Homer Simpson put it best: “Pfffft. Facts are meaningless. You can use facts to prove anything that’s even remotely true. Facts schmacts.” (The Simpsons). With the proliferation of advanced analytics in professional sports punditry – this has never been more true.
Let’s be 100% transparent off the top. I am not an analytics expert. In fact, I am more on the abacus end of sophisticated math. With my bonafides on the table, let’s have a sabermetrics discussion. My friend Vaughan and I host a Winnipeg Jets podcast called “The Airport Lounge”. In between dated pop culture references and middling humour, we often try to blend analytics into our discussion. Why? The belief is that the more and varied ways to look at the game we love, and the team we love, the better. As novices, we see the incredible value of advanced analytics, but, also some of the pratfalls. What stats like Expected Goals, Corsi, Fenwick, axDiff, and WAR can accomplish is tell us what our eyes may or may not be seeing.

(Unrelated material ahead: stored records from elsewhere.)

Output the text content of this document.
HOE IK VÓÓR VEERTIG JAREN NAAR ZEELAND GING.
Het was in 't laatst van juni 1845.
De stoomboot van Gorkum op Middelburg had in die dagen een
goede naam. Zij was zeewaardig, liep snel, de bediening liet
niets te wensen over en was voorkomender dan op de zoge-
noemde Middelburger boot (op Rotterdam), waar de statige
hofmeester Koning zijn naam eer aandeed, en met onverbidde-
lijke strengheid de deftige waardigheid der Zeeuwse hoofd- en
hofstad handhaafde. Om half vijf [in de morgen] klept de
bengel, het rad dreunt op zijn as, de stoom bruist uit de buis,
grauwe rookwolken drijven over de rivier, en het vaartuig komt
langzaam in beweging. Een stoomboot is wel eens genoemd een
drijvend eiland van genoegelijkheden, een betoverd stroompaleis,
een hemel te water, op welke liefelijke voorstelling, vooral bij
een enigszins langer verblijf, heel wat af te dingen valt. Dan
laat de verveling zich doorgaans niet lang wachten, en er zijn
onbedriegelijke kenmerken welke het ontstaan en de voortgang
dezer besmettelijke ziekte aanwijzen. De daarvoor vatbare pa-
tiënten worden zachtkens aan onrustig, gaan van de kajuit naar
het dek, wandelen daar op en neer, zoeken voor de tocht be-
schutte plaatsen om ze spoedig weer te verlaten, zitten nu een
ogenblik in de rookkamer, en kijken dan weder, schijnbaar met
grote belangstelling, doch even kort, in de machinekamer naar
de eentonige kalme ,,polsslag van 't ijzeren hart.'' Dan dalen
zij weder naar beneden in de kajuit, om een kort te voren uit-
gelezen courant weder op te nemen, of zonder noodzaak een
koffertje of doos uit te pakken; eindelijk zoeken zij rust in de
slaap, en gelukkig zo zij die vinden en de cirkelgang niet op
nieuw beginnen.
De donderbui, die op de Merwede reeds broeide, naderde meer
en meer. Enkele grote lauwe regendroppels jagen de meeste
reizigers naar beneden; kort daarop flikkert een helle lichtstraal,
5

A Novice Look at Winnipeg Jets Advanced Analytics
Let us use Mark Scheifele as an example. I am on record lauding his play thus far this year. His tallies against the Blues and the Kings exhibited talent difficult to come by in the NHL. The defensive effort, while not always operating at peak efficiency, has been consistent. Some of my Scheifele grandstanding is based on last year’s performance, which, when used as a benchmark, compares him to his worst year as a Jet (as popular opinion would dictate). But what do those metrics say?
The chart below is 55’s advanced stats courtesy of MoneyPuck:
Corsi (CF%) | Fenwick (FF%) | Expected Goals (xG%) |
---|---|---|
A. 56% | 56% | 54% |
B. 54% | 55% | 48% |
Can we guess which of “A” or “B” represents his stats from this 2022-2023 season? You’ve seen this trick before….the answer is B. Statistically, Scheifele is performing worse this year than last.
So what is happening here? Our eyes are telling us one thing, but the statistics are saying something completely different.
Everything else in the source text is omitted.